If you watch the YouTube video of the performance that launched the Riverdance phenomenon — the group’s acclaimed assault on the senses at the 1994 Eurovision song contest — McMahon’s face and voice are what you see and hear first. Within moments, the poofy-shirted Michael Flatley takes over, of course, with his trademarked hokey hoofing.

McMahon admits that sometimes Flatley, who stomped off of Riverdance over creative differences, re-emerging with a spin-off, Lord of the Dance, was a bit much.

“To my mind, Riverdance was a much classier show,” she says.

She left Riverdance in 2000. She says she has seen audiences for the performances diminish, forcing the mammoth shows themselves to shrink.

“They’re about half the cast we had,” McMahon says.

Back in the day, however, Riverdance was playing at the Orpheum Theatre in downtown Minneapolis with McMahon belting out “Home and the Heartland” and other soaring, pounding favorites.

That’s where McMahon, now 38, met her future husband, Ben Craig, who worked at the theater.

“His title was Artist Relations,” she says with a laugh, “which was ironic.”

Craig took the Riverdance singers out for an evening of fun at nearby Lee’s Liquor Lounge.

“That’s where we got to know each other and know how to do some swing dancing.”

The couple still occasionally steps out, she says, when she’s not busy with her career and he’s not busy playing with his rockabilly band, Stockcar Named Desire, and they’re both not busy taking care of their 2-year-old.

This note’s for you

McMahon will be joined onstage at the Cedar by Zack Kline on fiddle, Karen Mueller on guitar and autoharp, Marc Anderson on percussion, Jenny Russ (backing vocals) and Irish stepdancers Cassia and Jenna Gille.

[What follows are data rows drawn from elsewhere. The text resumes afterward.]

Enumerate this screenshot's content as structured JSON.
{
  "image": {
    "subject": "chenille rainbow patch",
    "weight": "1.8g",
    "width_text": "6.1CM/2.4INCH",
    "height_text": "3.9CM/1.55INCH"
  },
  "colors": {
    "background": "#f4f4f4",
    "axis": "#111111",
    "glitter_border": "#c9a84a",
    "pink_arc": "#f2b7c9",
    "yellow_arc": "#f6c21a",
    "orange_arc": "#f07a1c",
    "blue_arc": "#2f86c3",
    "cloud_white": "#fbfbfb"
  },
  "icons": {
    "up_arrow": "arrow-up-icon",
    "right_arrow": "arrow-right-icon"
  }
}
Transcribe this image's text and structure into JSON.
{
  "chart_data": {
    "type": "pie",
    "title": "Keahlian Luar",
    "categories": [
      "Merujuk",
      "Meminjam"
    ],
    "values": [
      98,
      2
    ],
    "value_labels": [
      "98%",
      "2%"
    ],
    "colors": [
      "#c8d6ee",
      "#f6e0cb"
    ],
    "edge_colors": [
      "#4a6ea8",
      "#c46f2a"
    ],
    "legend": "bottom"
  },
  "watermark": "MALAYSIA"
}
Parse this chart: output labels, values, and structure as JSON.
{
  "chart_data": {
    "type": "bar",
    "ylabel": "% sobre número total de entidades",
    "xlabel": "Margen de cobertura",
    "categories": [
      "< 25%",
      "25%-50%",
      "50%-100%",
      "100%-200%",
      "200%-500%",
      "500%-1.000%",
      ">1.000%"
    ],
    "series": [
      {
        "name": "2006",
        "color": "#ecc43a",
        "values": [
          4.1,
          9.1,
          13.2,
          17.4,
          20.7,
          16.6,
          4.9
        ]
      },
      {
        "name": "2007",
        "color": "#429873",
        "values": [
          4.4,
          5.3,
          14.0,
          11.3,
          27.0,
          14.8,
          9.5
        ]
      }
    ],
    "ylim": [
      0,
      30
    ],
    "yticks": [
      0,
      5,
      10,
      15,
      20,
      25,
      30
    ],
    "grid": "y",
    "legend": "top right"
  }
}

Tickets for the show are $20 in advance; $24 on the day of the show.

Doors open at 7 p.m. for a reception for ticketholders sponsored by Guinness. Translation: free, black beer.

McMahon won’t be partaking of any brew before the show, however. She says the stuff isn’t conducive to making her style of Irish music.

“I’ve got a really high voice and if I have something to drink, it just doesn’t work really well,” she says, breaking into laughter. “I admire people who can get up after a couple of pints. It’s never something for me to do, I know from past experience.”

Upcoming pick

McMahon’s husband, bassist Ben Craig, rips it up in Stockcar Named Desire (listen to the band here) on Saturday, April 12 (the same night as her CD release party), 9:30 p.m., at Neisen’s Sports Bar and Grill in Savage (4851 W. 123rd St.). No cover charge.